If a seller soils or damages a rug, piece of furniture, lamp or perfect accessory, the loss to the stager is more profound than most sellers realize. The cost to replace an item is often significant, plus it can be difficult to locate a replica of the spoiled item, especially if it’s a unique size or style.
It pays to protect items that belong to the stager from the hazards of everyday use. All it takes is one small piece of ripe avocado taking a bad bounce and landing square in the middle of the stager’s immaculate white rug, and sellers can kiss their security deposit goodbye.
So, sellers should plan to live like monks. They should try not to walk on the rugs or eat or drink near anything that’s not theirs. They should scrupulously avoid messy activities — and avocados — and protect chair seats with stain-resistant covers that can be whisked off before a showing, shield other furnishing from spills and protect all accessories from accidental bumps.
If something is damaged, however, they should report it immediately.
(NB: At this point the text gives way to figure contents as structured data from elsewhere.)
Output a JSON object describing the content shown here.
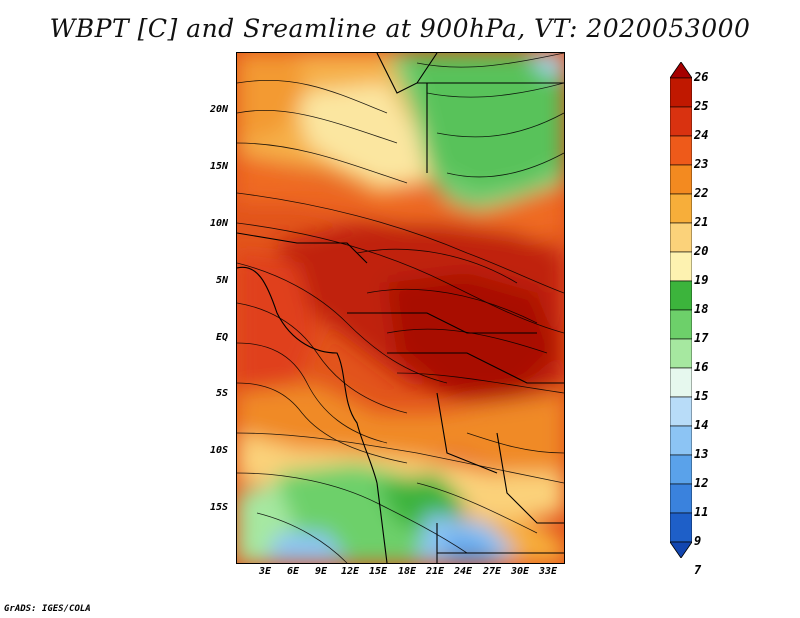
{
  "title": "WBPT [C] and Sreamline at 900hPa, VT: 2020053000",
  "credit": "GrADS: IGES/COLA",
  "map": {
    "lat_labels": [
      "20N",
      "15N",
      "10N",
      "5N",
      "EQ",
      "5S",
      "10S",
      "15S"
    ],
    "lon_labels": [
      "3E",
      "6E",
      "9E",
      "12E",
      "15E",
      "18E",
      "21E",
      "24E",
      "27E",
      "30E",
      "33E"
    ],
    "lat_range": [
      -20,
      24.5
    ],
    "lon_range": [
      0,
      34.5
    ],
    "field": "WBPT",
    "unit": "C",
    "level": "900hPa",
    "valid_time": "2020053000"
  },
  "colorbar": {
    "levels": [
      "26",
      "25",
      "24",
      "23",
      "22",
      "21",
      "20",
      "19",
      "18",
      "17",
      "16",
      "15",
      "14",
      "13",
      "12",
      "11",
      "9",
      "7"
    ],
    "colors": [
      "#a50000",
      "#c01800",
      "#d93210",
      "#ee5a1a",
      "#f38a20",
      "#f7ae3a",
      "#fbd27a",
      "#fdf2b0",
      "#3cb43c",
      "#6dd06a",
      "#a6e8a0",
      "#e6f8ee",
      "#b8dcf8",
      "#8cc4f4",
      "#5aa2ea",
      "#3a82dd",
      "#1e5fc8",
      "#1246b0"
    ]
  }
}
The stager needs to advise whether clean-up should even be attempted.
9. Do not change the dog’s diet or routine.
Even with the best coping skills, sellers are stressed. And their pets (as well as kids) are doubly so. Nothing is as it usually is. And sellers’ little ones are involuntary conscripts in this process.
So, sellers need to keep as much of their routine intact as humanly possible. And, whatever they do, urge them not to try a new dog food while they’re living on someone else’s rugs! (We could say more about this, but we’ll just spare you.)
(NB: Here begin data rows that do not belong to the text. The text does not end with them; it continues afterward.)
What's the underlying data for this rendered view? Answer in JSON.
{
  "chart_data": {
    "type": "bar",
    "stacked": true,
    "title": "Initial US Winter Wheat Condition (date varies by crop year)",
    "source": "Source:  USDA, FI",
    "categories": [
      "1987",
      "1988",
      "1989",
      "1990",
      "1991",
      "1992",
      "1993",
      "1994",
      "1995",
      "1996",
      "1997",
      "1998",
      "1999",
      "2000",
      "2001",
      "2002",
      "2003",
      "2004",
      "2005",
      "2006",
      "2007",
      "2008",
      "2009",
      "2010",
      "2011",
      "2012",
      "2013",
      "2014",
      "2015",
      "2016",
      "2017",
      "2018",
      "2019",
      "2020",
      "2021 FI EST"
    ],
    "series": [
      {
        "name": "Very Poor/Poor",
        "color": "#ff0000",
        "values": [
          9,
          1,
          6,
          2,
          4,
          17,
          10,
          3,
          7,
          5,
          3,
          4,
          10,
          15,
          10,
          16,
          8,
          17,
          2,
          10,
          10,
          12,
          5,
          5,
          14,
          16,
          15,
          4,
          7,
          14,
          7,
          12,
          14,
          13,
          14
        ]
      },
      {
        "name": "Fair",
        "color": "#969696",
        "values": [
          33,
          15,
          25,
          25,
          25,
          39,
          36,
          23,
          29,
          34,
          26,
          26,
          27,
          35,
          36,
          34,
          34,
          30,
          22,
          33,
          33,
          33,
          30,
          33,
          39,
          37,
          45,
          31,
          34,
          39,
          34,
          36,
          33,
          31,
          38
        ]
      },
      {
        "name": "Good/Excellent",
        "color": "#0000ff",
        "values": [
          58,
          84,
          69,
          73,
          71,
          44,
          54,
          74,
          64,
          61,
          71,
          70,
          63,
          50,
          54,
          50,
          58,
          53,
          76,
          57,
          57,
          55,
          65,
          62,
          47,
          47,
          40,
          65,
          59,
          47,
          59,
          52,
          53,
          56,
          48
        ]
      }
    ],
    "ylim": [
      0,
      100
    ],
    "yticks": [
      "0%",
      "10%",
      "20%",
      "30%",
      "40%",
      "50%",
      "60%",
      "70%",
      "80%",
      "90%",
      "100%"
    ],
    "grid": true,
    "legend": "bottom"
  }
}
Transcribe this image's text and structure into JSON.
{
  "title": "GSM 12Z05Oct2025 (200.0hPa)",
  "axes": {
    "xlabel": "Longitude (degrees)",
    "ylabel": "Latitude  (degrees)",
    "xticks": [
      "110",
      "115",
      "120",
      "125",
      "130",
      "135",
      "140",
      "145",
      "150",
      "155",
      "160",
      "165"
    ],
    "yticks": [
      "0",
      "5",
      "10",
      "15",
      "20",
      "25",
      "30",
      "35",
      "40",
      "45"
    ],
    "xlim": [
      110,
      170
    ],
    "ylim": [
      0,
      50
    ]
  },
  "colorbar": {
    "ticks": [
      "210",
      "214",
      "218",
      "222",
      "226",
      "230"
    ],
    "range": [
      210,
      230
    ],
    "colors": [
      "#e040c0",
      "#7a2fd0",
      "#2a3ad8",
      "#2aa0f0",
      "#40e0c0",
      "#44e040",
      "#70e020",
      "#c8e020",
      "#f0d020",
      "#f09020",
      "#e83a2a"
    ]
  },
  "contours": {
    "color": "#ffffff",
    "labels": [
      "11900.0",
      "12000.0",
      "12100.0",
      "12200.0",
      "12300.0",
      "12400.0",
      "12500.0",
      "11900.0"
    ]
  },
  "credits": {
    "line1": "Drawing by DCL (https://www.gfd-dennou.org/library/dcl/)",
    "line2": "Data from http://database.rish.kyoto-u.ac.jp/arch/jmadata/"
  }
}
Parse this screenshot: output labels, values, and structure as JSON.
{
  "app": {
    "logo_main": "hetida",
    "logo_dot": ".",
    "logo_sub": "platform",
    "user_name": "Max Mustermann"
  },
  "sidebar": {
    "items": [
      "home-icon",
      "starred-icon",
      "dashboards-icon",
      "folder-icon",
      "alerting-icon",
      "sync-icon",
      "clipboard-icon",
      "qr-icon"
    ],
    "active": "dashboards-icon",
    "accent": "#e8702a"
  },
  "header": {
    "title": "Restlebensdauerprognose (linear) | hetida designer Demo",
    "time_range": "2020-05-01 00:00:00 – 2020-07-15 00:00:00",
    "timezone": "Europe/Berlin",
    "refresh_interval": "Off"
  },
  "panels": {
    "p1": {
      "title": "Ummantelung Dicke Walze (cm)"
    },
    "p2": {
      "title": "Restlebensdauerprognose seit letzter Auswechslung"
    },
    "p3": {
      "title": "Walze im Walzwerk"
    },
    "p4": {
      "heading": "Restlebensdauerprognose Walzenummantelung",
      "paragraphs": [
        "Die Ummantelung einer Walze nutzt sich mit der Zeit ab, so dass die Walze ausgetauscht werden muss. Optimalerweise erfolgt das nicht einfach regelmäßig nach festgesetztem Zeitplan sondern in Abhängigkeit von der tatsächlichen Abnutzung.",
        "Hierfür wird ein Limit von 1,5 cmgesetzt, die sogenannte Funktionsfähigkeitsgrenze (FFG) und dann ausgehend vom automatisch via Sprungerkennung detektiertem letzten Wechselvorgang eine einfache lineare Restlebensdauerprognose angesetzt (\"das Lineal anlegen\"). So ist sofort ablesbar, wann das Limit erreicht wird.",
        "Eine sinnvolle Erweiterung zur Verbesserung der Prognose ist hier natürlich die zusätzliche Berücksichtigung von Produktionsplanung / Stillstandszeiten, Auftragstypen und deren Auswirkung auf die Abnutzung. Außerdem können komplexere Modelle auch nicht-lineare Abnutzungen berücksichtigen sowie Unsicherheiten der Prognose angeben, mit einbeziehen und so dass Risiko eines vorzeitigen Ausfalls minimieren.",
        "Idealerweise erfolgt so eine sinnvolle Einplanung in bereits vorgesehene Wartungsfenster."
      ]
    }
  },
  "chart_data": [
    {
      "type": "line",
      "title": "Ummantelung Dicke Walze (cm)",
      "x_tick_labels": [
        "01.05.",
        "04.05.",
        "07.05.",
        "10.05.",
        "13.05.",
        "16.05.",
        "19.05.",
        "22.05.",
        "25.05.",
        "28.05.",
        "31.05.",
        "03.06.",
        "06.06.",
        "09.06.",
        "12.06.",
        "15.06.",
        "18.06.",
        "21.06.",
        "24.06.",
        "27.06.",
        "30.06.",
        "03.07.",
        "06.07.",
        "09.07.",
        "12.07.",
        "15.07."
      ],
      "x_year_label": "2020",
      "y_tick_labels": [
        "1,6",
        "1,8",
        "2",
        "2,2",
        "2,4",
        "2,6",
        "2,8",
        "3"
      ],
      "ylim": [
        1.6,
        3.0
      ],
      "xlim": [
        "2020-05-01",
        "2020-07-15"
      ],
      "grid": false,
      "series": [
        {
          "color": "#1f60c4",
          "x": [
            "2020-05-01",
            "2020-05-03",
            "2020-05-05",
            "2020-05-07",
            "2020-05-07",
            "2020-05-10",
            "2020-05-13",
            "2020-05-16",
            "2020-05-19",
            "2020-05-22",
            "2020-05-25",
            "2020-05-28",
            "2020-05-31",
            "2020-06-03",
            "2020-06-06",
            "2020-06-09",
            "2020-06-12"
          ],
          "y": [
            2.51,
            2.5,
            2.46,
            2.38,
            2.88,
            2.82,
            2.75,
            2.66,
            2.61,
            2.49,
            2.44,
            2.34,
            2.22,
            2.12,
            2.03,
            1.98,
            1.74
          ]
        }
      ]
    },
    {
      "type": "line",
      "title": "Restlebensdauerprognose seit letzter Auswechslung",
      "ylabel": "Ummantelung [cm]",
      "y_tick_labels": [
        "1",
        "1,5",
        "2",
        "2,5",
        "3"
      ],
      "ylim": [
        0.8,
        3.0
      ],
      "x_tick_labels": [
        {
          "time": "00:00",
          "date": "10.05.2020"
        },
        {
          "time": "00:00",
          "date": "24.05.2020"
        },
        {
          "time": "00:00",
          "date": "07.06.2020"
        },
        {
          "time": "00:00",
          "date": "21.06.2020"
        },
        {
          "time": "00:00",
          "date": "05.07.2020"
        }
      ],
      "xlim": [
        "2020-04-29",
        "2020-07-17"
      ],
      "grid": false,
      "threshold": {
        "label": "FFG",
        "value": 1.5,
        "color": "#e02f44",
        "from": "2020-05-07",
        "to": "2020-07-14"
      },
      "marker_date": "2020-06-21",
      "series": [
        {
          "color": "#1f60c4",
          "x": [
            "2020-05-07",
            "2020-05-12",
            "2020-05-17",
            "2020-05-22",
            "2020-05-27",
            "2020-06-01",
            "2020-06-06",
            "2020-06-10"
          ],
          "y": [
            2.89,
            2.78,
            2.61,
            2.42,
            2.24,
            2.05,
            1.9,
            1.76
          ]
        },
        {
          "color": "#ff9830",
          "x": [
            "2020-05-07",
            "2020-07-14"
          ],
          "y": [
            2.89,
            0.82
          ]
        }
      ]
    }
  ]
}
10. Hire a cleaning service.
The constant wiping, cleaning and tidying soon gets to every seller. If they can afford it, hiring a professional cleaning service to come in on a regular basis is respite care for stressed-out sellers.
You can recommend it. If you’re feeling really generous, you can provide it. You’d be amazed what a memorable and welcome gift that can be.
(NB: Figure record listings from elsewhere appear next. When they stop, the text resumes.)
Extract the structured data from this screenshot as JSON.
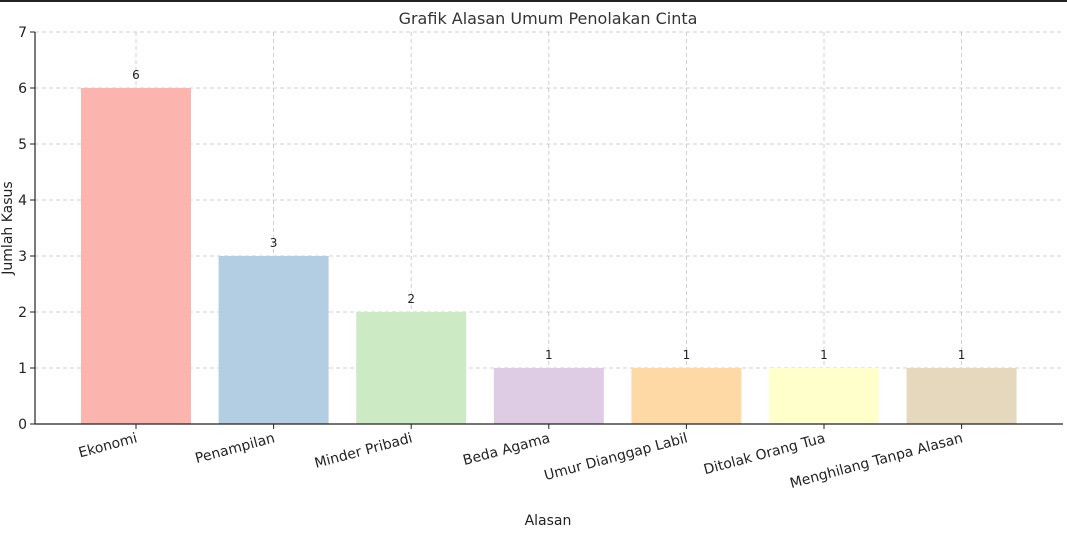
{
  "chart_data": {
    "type": "bar",
    "title": "Grafik Alasan Umum Penolakan Cinta",
    "xlabel": "Alasan",
    "ylabel": "Jumlah Kasus",
    "categories": [
      "Ekonomi",
      "Penampilan",
      "Minder Pribadi",
      "Beda Agama",
      "Umur Dianggap Labil",
      "Ditolak Orang Tua",
      "Menghilang Tanpa Alasan"
    ],
    "values": [
      6,
      3,
      2,
      1,
      1,
      1,
      1
    ],
    "data_labels": [
      "6",
      "3",
      "2",
      "1",
      "1",
      "1",
      "1"
    ],
    "colors": [
      "#fbb4ae",
      "#b3cde3",
      "#ccebc5",
      "#decbe4",
      "#fed9a6",
      "#ffffcc",
      "#e5d8bd"
    ],
    "ylim": [
      0,
      7
    ],
    "yticks": [
      0,
      1,
      2,
      3,
      4,
      5,
      6,
      7
    ],
    "grid": true,
    "legend": "none"
  }
}
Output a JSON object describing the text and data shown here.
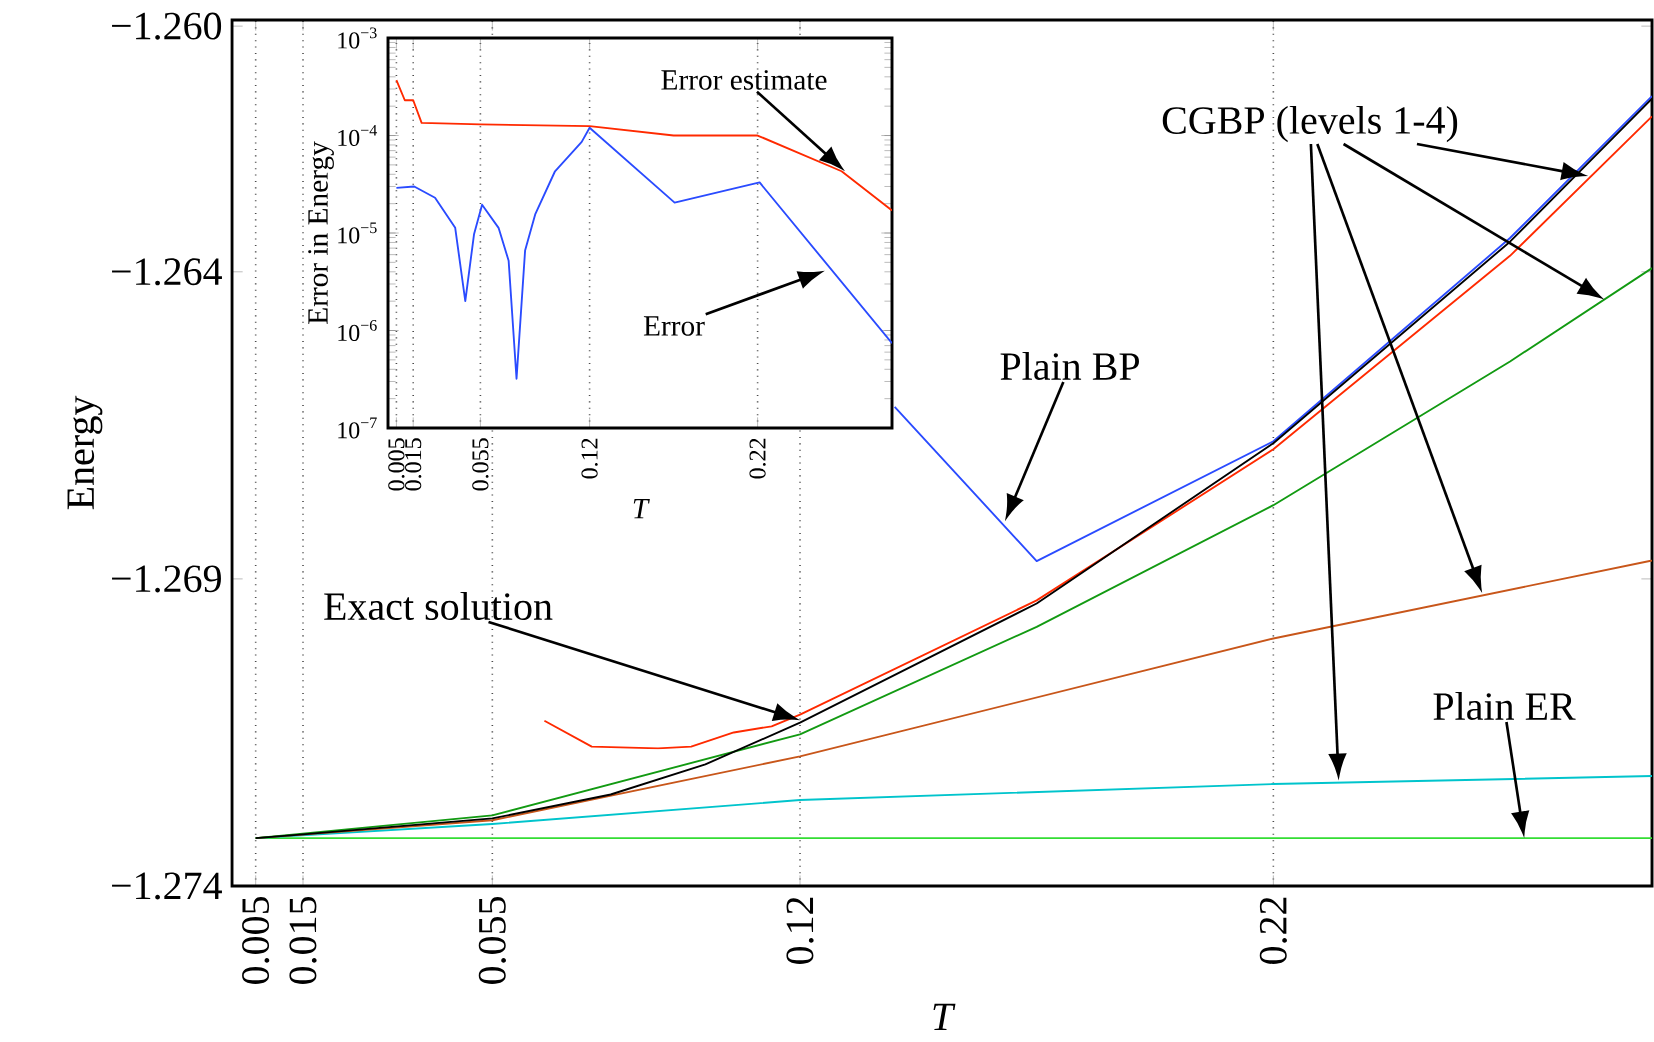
{
  "chart_data": [
    {
      "type": "line",
      "xlabel": "T",
      "ylabel": "Energy",
      "xlim": [
        0,
        0.3
      ],
      "ylim": [
        -1.274,
        -1.2599
      ],
      "xticks": [
        0.005,
        0.015,
        0.055,
        0.12,
        0.22
      ],
      "yticks": [
        {
          "value": -1.26,
          "label": "−1.260"
        },
        {
          "value": -1.264,
          "label": "−1.264"
        },
        {
          "value": -1.269,
          "label": "−1.269"
        },
        {
          "value": -1.274,
          "label": "−1.274"
        }
      ],
      "grid": "x",
      "series": [
        {
          "color": "#33dd33",
          "x": [
            0.005,
            0.3
          ],
          "values": [
            -1.27322,
            -1.27322
          ]
        },
        {
          "color": "#00c4cc",
          "x": [
            0.005,
            0.055,
            0.12,
            0.22,
            0.3
          ],
          "values": [
            -1.27322,
            -1.27299,
            -1.2726,
            -1.27234,
            -1.27221
          ]
        },
        {
          "color": "#c8561a",
          "x": [
            0.005,
            0.055,
            0.12,
            0.22,
            0.3
          ],
          "values": [
            -1.27322,
            -1.27293,
            -1.27189,
            -1.26997,
            -1.2687
          ]
        },
        {
          "color": "#129a12",
          "x": [
            0.005,
            0.055,
            0.12,
            0.17,
            0.22,
            0.27,
            0.3
          ],
          "values": [
            -1.27322,
            -1.27285,
            -1.27153,
            -1.26978,
            -1.2678,
            -1.26546,
            -1.26394
          ]
        },
        {
          "color": "#2a4bff",
          "x": [
            0.14,
            0.17,
            0.22,
            0.27,
            0.3
          ],
          "values": [
            -1.2662,
            -1.26871,
            -1.26676,
            -1.26345,
            -1.26114
          ]
        },
        {
          "color": "#ff2a00",
          "x": [
            0.066,
            0.076,
            0.09,
            0.097,
            0.106,
            0.114,
            0.12,
            0.17,
            0.22,
            0.27,
            0.3
          ],
          "values": [
            -1.27131,
            -1.27173,
            -1.27176,
            -1.27173,
            -1.2715,
            -1.2714,
            -1.27121,
            -1.26935,
            -1.26689,
            -1.26374,
            -1.26147
          ]
        },
        {
          "color": "#000000",
          "x": [
            0.005,
            0.015,
            0.055,
            0.08,
            0.1,
            0.12,
            0.17,
            0.22,
            0.27,
            0.3
          ],
          "values": [
            -1.27322,
            -1.27316,
            -1.2729,
            -1.27251,
            -1.27202,
            -1.27134,
            -1.2694,
            -1.26679,
            -1.26351,
            -1.26118
          ]
        }
      ],
      "annotations": [
        "Exact solution",
        "Plain BP",
        "CGBP (levels 1-4)",
        {
          "text": "Plain ER",
          "x": 0.273,
          "y": -1.27322
        }
      ]
    },
    {
      "type": "line",
      "xlabel": "T",
      "ylabel": "Error in Energy",
      "log": "y",
      "xlim": [
        0,
        0.3
      ],
      "ylim": [
        1e-07,
        0.001
      ],
      "xticks": [
        0.005,
        0.015,
        0.055,
        0.12,
        0.22
      ],
      "yticks": [
        {
          "value": 1e-07,
          "label": "10$^{−7}$"
        },
        {
          "value": 1e-06,
          "label": "10$^{−6}$"
        },
        {
          "value": 1e-05,
          "label": "10$^{−5}$"
        },
        {
          "value": 0.0001,
          "label": "10$^{−4}$"
        },
        {
          "value": 0.001,
          "label": "10$^{−3}$"
        }
      ],
      "grid": "x",
      "series": [
        {
          "color": "#ff2a00",
          "x": [
            0.005,
            0.01,
            0.015,
            0.02,
            0.055,
            0.12,
            0.17,
            0.22,
            0.27,
            0.3
          ],
          "values": [
            0.00037,
            0.00023,
            0.00023,
            0.000135,
            0.00013,
            0.000125,
            0.0001,
            0.0001,
            4.3e-05,
            1.7e-05
          ]
        },
        {
          "color": "#2a4bff",
          "x": [
            0.005,
            0.0156,
            0.028,
            0.04,
            0.046,
            0.0512,
            0.056,
            0.0658,
            0.0718,
            0.0765,
            0.0816,
            0.0876,
            0.0994,
            0.1153,
            0.12,
            0.1706,
            0.2212,
            0.3
          ],
          "values": [
            2.9e-05,
            3e-05,
            2.3e-05,
            1.13e-05,
            2e-06,
            9.7e-06,
            1.95e-05,
            1.13e-05,
            5.2e-06,
            3.2e-07,
            6.6e-06,
            1.55e-05,
            4.3e-05,
            8.6e-05,
            0.00012,
            2.05e-05,
            3.3e-05,
            7.4e-07
          ]
        }
      ],
      "annotations": [
        {
          "text": "Error estimate",
          "x": 0.272,
          "y": 4.3e-05
        },
        "Error"
      ]
    }
  ]
}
There might be other items that would be useful in specific circumstances, but these are the top generic survival skills for sellers living in a staged house. So, we hope you’ll pass along these tips for how to survive living in a staged house to all your sellers.
It might help them create lemonade from the enormous lemon that living in a staged house truly is.
Nicole Solari is owner and managing broker of The Solari Group in Solano and Napa Counties in Northern California. Nicole runs one of the highest producing brokerages in all of Northern California.